Photographies anciennes
1907
En 1907, le sinologue français Édouard Chavannes et l’architecte allemand Ernst Boerschmann photographièrent chacun le temple Xiantong au mont Wutai. Les photographies de Chavannes, publiées dans la Mission archéologique dans la Chine septentrionale parue en 1909, documentent le groupe de monastères du centre de Taihuai, la salle principale du temple Xiantong, la salle sans poutres, la salle de cuivre et les cinq pagodes de cuivre, et offrent en outre une vue rapprochée de chacune des quatre pagodes de cuivre de formes différentes. Les photographies de Boerschmann parurent plus tard dans le premier fascicule du troisième volume de Die Baukunst und religiöse Kultur der Chinesen, Pagoden, publié en 1931 ; elles enregistrent de près, depuis la terrasse des pagodes de cuivre, les positions relatives des pagodes de cuivre, de la salle de cuivre et de la salle sans poutres.











Années 1920-1930
Tokiwa Daijō et Sekino Tadashi menèrent des enquêtes au mont Wutai dans les années 1920 et 1930 ; les photographies correspondantes furent publiées en 1941 dans la première livraison des Vestiges historiques de la culture chinoise (Shina Bunka Shiseki).

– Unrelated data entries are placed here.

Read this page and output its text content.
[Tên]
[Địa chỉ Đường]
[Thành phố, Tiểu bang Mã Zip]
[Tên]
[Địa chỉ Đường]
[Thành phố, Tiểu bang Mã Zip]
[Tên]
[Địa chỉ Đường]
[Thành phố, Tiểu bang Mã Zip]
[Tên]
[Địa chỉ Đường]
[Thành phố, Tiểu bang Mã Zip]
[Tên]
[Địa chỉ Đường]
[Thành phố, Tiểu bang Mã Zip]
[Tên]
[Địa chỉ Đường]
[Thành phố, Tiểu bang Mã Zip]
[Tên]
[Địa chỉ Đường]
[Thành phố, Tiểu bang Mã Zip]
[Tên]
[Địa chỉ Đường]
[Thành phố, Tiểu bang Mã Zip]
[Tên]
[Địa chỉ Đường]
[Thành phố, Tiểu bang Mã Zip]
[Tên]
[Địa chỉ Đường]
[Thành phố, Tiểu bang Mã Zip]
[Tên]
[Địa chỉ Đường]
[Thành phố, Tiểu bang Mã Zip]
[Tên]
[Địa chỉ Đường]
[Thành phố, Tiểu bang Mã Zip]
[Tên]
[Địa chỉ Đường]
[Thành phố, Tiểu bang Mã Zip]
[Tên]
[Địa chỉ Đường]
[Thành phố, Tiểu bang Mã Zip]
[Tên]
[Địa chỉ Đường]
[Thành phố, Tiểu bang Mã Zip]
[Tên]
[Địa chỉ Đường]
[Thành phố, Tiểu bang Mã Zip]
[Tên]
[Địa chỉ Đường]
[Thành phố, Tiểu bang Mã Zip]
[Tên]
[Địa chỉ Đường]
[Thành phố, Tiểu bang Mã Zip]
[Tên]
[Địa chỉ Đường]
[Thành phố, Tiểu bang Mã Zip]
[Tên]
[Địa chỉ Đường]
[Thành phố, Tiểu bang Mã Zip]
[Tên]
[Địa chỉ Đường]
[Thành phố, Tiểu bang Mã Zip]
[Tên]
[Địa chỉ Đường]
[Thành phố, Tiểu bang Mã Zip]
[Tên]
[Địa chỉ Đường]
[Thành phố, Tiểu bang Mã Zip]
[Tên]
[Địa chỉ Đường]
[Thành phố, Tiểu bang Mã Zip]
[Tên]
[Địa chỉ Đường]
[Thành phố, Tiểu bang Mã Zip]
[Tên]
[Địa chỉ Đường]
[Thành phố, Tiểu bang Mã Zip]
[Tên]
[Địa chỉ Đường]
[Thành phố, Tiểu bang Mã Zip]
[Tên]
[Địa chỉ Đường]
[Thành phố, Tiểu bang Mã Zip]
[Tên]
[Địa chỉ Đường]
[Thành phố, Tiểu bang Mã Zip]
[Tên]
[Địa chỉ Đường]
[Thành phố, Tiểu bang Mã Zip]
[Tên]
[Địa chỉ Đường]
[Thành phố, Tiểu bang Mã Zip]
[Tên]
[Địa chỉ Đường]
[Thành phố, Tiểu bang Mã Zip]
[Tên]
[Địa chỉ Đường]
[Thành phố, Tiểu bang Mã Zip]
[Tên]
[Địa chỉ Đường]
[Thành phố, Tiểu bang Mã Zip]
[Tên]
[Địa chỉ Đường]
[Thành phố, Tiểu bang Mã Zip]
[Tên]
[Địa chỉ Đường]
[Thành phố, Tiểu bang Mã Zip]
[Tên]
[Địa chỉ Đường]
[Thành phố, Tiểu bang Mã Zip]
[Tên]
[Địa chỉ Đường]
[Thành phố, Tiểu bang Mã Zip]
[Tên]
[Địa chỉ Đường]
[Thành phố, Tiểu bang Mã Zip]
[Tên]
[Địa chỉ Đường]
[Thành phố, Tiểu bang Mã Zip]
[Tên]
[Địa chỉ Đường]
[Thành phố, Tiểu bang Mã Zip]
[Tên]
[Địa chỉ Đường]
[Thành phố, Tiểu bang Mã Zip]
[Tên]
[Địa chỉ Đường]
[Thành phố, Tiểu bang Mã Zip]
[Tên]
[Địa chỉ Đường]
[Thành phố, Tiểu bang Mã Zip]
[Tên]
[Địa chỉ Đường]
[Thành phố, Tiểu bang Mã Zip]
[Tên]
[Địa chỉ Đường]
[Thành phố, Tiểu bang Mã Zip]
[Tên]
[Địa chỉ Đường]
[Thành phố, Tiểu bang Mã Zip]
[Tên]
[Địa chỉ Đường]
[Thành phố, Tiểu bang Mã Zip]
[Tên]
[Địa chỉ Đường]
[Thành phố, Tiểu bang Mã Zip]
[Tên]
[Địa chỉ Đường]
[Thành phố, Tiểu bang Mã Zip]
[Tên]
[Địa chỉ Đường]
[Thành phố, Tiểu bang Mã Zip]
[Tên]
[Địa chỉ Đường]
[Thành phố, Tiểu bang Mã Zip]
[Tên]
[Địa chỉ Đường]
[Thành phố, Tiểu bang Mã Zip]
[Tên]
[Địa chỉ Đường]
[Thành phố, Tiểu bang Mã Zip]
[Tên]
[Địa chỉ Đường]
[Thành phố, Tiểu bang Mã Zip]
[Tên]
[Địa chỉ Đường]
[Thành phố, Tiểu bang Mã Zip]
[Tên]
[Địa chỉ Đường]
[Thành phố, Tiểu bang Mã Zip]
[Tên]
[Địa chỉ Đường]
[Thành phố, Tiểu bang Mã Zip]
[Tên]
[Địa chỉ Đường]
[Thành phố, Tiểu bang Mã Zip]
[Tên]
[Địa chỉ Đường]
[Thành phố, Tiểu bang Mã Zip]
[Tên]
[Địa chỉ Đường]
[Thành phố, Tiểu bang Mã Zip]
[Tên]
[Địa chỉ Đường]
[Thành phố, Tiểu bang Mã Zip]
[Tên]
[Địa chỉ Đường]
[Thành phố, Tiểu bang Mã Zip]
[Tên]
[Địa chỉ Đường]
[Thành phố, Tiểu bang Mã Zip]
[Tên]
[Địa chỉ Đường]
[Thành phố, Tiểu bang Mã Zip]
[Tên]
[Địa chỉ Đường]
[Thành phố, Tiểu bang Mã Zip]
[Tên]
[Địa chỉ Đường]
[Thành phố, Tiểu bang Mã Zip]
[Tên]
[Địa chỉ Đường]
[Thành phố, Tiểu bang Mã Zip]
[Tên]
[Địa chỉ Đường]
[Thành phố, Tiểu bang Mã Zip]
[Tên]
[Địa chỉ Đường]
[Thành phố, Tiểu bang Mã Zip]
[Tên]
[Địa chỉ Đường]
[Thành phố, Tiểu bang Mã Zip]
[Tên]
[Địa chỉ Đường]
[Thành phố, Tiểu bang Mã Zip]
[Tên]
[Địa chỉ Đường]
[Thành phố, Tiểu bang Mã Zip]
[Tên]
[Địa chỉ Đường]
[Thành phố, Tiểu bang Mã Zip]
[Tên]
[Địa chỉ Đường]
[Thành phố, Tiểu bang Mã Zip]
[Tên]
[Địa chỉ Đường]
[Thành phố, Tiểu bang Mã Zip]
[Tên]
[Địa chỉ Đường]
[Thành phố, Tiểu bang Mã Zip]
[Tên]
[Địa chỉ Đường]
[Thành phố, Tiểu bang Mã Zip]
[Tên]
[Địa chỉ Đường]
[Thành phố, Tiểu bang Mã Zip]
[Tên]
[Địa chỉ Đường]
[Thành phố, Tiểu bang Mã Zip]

Le groupe consacré au temple Xiantong comprend une vue d’ensemble du monastère, la grande salle de Manjusri, la salle sans poutres, la salle des mille bols et les cinq pagodes devant la salle de cuivre, conservant respectivement la silhouette générale du complexe, les façades des édifices individuels et la terrasse des pagodes de cuivre.